🤖 AI Summary
To address regression model training under scarce labeled data, this paper proposes a passive, model-agnostic density-aware farthest-point sampling (DA-FPS) method. DA-FPS optimizes the feature-space distribution of the training set to minimize an upper bound on prediction error: leveraging Lipschitz continuity theory, it constructs an estimable surrogate based on weighted fill distance and proves that DA-FPS asymptotically approaches its optimal solution. Unlike conventional sampling strategies, DA-FPS jointly ensures spatial coverage and local density adaptation. Experiments across two regression models and three benchmark datasets demonstrate that DA-FPS significantly reduces mean absolute error, consistently outperforming baseline methods—including random sampling, standard FPS, and core-set selection—with robust and stable gains. The method thus provides an efficient and reliable pre-processing strategy for small-sample regression, serving as a principled foundation for subsequent active learning pipelines.
📝 Abstract
We focus on training machine learning regression models in scenarios where the availability of labeled training data is limited due to computational constraints or high labeling costs.

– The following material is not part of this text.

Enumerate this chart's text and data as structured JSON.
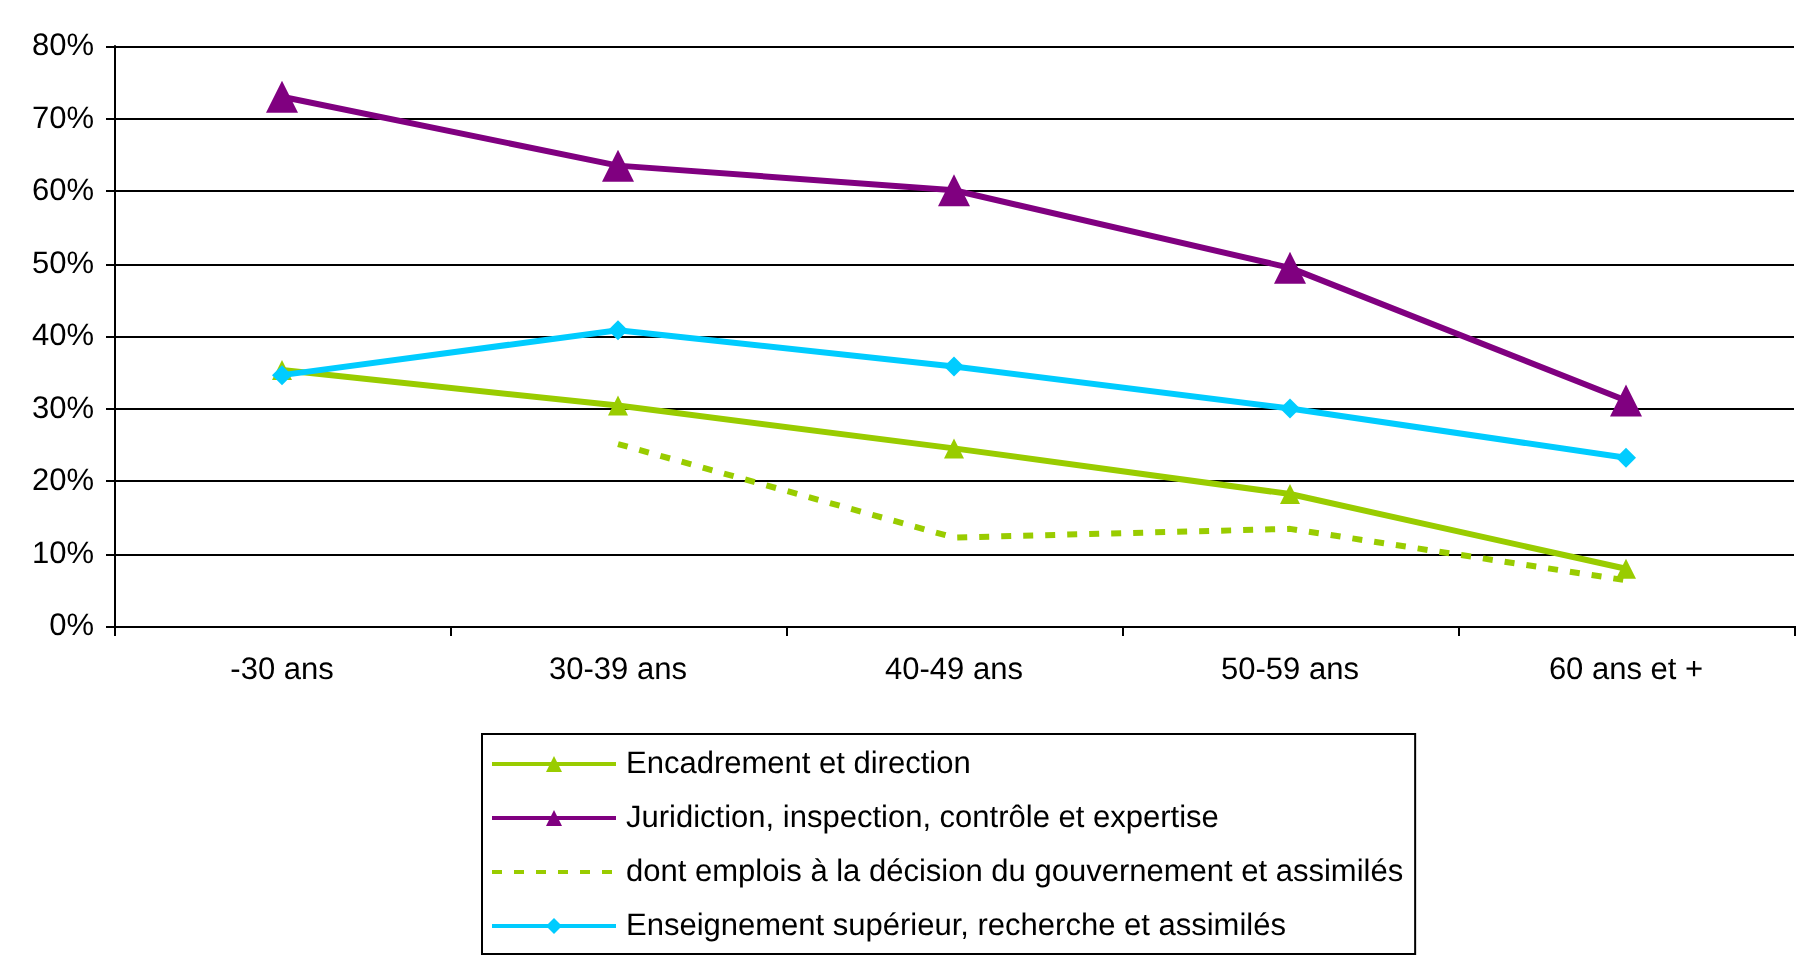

Thus, selecting suitable training sets from unlabeled data is essential for balancing performance and efficiency. For the selection of the training data, we focus on passive and model-agnostic sampling methods that only consider the data feature representations. We derive an upper bound for the expected prediction error of Lipschitz continuous regression models that linearly depends on the weighted fill distance of the training set, a quantity we can estimate simply by considering the data features. We introduce "Density-Aware Farthest Point Sampling" (DA-FPS), a novel sampling method. We prove that DA-FPS provides approximate minimizers for a data-driven estimation of the weighted fill distance, thereby aiming at minimizing our derived bound. We conduct experiments using two regression models across three datasets. The results demonstrate that DA-FPS significantly reduces the mean absolute prediction error compared to other sampling strategies.